[Author: Laura Cowen]
Swiss researchers have identified a novel compound that selectively inhibits activin receptor-like kinase 2 (ALK2) and may be a future candidate for the treatment of fibrodysplasia ossificans progressive (FOP).
Writing in Bioorganic & Medicinal Chemistry Letters, Thomas Ullrich and colleagues from Novartis Pharma AG in Basel explain that ALK2 plays a key role in the pathogenesis of FOP as a result of a recurrent gain-of-function mutation (R206H) in the glycine-serine activation domain of the ALK2 type I bone morphogenic protein (BMP) receptor kinase.
The mutation results in the destabilization of the inactive conformation of ALK2, which leads to a series of cellular signaling events that ultimately bring about heterotopic endochondral ossification in affected patients.
Targeting ALK2 is therefore “a promising therapeutic treatment principle for FOP,” Ullrich et al remark.

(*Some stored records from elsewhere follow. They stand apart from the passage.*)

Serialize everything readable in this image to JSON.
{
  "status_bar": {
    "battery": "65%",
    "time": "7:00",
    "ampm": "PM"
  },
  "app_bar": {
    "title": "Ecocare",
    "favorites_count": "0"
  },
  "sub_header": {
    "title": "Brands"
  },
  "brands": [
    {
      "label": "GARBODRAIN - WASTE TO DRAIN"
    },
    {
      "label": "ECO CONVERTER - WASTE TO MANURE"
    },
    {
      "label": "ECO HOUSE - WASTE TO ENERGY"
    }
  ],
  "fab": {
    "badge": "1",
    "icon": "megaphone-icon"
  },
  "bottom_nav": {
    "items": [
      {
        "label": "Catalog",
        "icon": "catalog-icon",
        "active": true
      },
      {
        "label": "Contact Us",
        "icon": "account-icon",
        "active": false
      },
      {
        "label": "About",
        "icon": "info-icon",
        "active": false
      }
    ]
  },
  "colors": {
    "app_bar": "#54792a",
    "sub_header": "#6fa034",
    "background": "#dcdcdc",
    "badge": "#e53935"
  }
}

They carried out a medium-throughput screening of their kinase inhibitor library and identified several compounds with biochemical potency and selectivity for ALK2. These included compound 2, which the researchers noted had “strikingly similar structural features” to a piperazine containing compound (compound 1) that had been discovered by a different research group and also had excellent cellular potency.

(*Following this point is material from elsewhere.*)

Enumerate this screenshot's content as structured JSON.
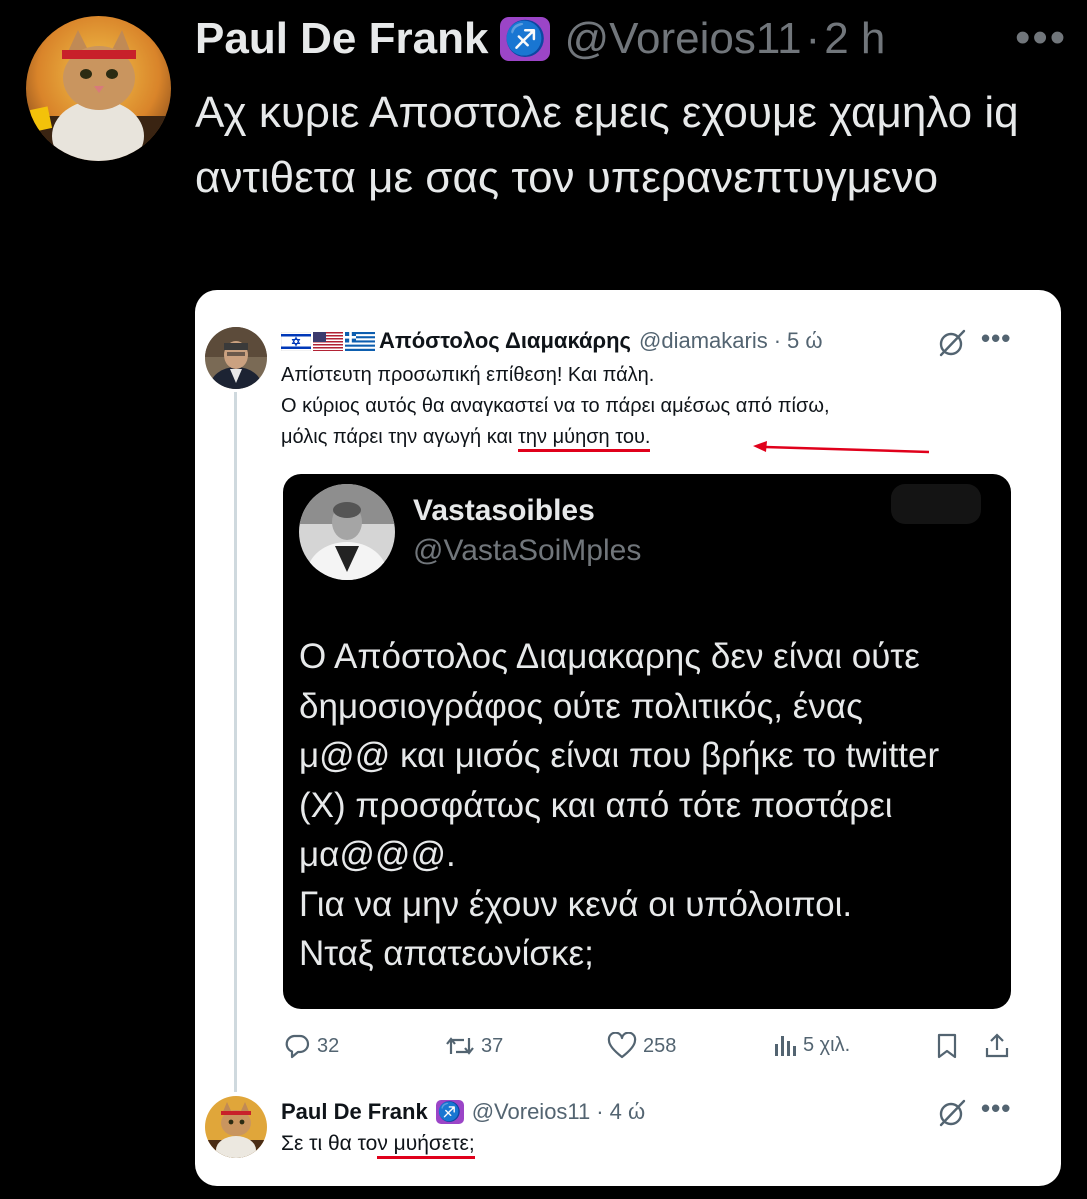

The researchers hypothesized that compounds 1 and 2 shared the same binding mode and believed that they could improve the pharmacokinetic properties of compound 2 by altering basic side chains and identifying cyclohexane replacements without affecting the binding of the 2-aminopyrazine-3-carboxamide scaffold.
Following a series of alterations, that often improved some features such as microsomal stability but then reduced others such as permeability, the researchers selected compound 23 for further characterization. This compound had high in vitro solubility, permeability, and microsomal stability.
Further analyses revealed that compound 23 was highly selective for ALK2R206H when compared with the transforming growth factor beta type I receptor protein kinase ALK5 and the BMP type 1 receptor protein kinase ALK6. There was lower selectivity over the BMP type I receptor protein kinases ALK1, ALK3, but the authors say that this “is consistent with previous reports highlighting the low differences in protein sequence homology between those BMP receptors.”
They also note that the “clinical safety of inhibiting ALK1, ALK3 and ALK6 is still under investigation” whereas inhibition of ALK5 has previously been associated with adverse cardiac events.
The investigators then used the DiscoveRx KINOMEscan® platform to measure the binding affinity of compound 23 for 468 different kinases. Overall, compound 23 interacted with just five kinases and had the strongest affinity for ALK2 and ALK6. However, ALK6 binding “did not translate in any corresponding ALK6 inhibitory activity,” they remark.
Ullrich and co-authors conclude: “High aqueous solubility, membrane permeability and microsomal stability make [compound] 23 an ideal candidate for pharmacokinetic profiling and determination of efficacy in rodent models of FOP.”
They add: “Further efforts will focus on establishing a structural model to rationalize the kinase selectivity profile of [compound] 23, and that work will be reported at a later stage.”